UKCA and CE Marking – Your Questions Answered
Within the EU, CE marking is mandatory for machinery, electrical and electronic equipment, medical devices, personal protective equipment and toys. As such, anyone looking to sell electrical products in the EU will need to test for compliance and affix a CE mark to their product.
Previously, these standards were uniform across all member states, including the United Kingdom.
However, this changed due to Brexit.
UKCA marking replaced CE marking in 1 January 2021. Therefore, most products that previously required CE marking – as well as aerosols – need to have a UKCA mark in order to be sold on the UK market.
However, in order to give businesses time to adjust, most products were allowed to be sold with CE marking until 1 January 2022. Initially, these were expected to be the same as EU standards, and all manufacturers were advised to keep an eye on future changes to government policy.
For specific conditions and deadlines, see question 6.

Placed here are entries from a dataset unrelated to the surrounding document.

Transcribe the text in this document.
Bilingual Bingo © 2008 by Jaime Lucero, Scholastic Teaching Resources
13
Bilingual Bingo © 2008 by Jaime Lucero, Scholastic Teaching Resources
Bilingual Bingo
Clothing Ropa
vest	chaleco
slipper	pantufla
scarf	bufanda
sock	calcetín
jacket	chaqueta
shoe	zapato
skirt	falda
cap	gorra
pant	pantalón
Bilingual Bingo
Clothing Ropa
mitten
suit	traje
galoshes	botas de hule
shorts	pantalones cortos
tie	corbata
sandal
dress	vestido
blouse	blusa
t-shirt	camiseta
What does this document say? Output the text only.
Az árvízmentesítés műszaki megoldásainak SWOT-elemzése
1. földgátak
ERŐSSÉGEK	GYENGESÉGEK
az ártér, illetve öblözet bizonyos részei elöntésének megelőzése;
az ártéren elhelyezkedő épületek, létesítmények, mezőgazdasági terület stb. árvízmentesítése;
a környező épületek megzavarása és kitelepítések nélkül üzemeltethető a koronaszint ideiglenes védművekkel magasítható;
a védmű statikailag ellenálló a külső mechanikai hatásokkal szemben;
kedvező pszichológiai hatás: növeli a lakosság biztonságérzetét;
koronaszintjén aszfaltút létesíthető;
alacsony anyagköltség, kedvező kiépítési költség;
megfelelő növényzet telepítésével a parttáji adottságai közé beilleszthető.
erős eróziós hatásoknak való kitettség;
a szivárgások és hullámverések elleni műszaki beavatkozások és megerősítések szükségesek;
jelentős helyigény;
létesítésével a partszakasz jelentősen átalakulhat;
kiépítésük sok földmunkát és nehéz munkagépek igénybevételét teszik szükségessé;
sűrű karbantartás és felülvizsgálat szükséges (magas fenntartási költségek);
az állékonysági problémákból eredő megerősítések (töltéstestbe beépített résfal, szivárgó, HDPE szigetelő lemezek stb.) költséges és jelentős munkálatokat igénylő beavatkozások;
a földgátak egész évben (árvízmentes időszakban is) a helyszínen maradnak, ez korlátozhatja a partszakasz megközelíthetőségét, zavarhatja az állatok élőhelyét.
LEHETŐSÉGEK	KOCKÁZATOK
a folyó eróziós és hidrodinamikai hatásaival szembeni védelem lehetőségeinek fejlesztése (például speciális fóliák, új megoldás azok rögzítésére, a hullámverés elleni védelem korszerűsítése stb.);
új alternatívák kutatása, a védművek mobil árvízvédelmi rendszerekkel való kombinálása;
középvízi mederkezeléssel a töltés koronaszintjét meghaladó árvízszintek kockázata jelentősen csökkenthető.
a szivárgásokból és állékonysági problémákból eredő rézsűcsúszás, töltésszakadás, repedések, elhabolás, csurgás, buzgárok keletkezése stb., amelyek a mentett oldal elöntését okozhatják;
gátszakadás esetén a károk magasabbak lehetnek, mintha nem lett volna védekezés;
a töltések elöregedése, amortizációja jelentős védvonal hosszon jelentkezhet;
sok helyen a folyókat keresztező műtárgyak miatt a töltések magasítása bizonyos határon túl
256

To help you stay on top of the changing compliance laws, here are some Frequently Asked Questions on UK and CE conformity:
FAQs – UKCA and CE Marking
1. What is CE and UKCA marking?
CE marking is a self-declaration where a manufacturer proves compliance with EU health, safety and environmental protection legislation and confirms a product’s compliance with relevant requirements. In the same way, UKCA marking proves compliance with UK legislation.
2. What does CE and UKCA stand for?
CE is Conformité Européenne which is French for European Conformity.
UKCA stands for UK Conformity Assessment.
3. Where does CE and UKCA Marking enable you to sell your products?
With a CE mark, your product can be sold in the EU and in some other countries, including Turkey. To sell in the UK market, a UKCA mark needs to be affixed to all relevant products.
In Northern Ireland, CE marking will continue to be valid, alongside the UK(NI) mark.
4. Who is responsible for marking a product?
CE directives affect manufacturers, importers and distributors/retailers – though the manufacturer is responsible for acquiring the CE or UKCA mark and ensuring it is placed on the product, packaging or paperwork, depending on specific legislation.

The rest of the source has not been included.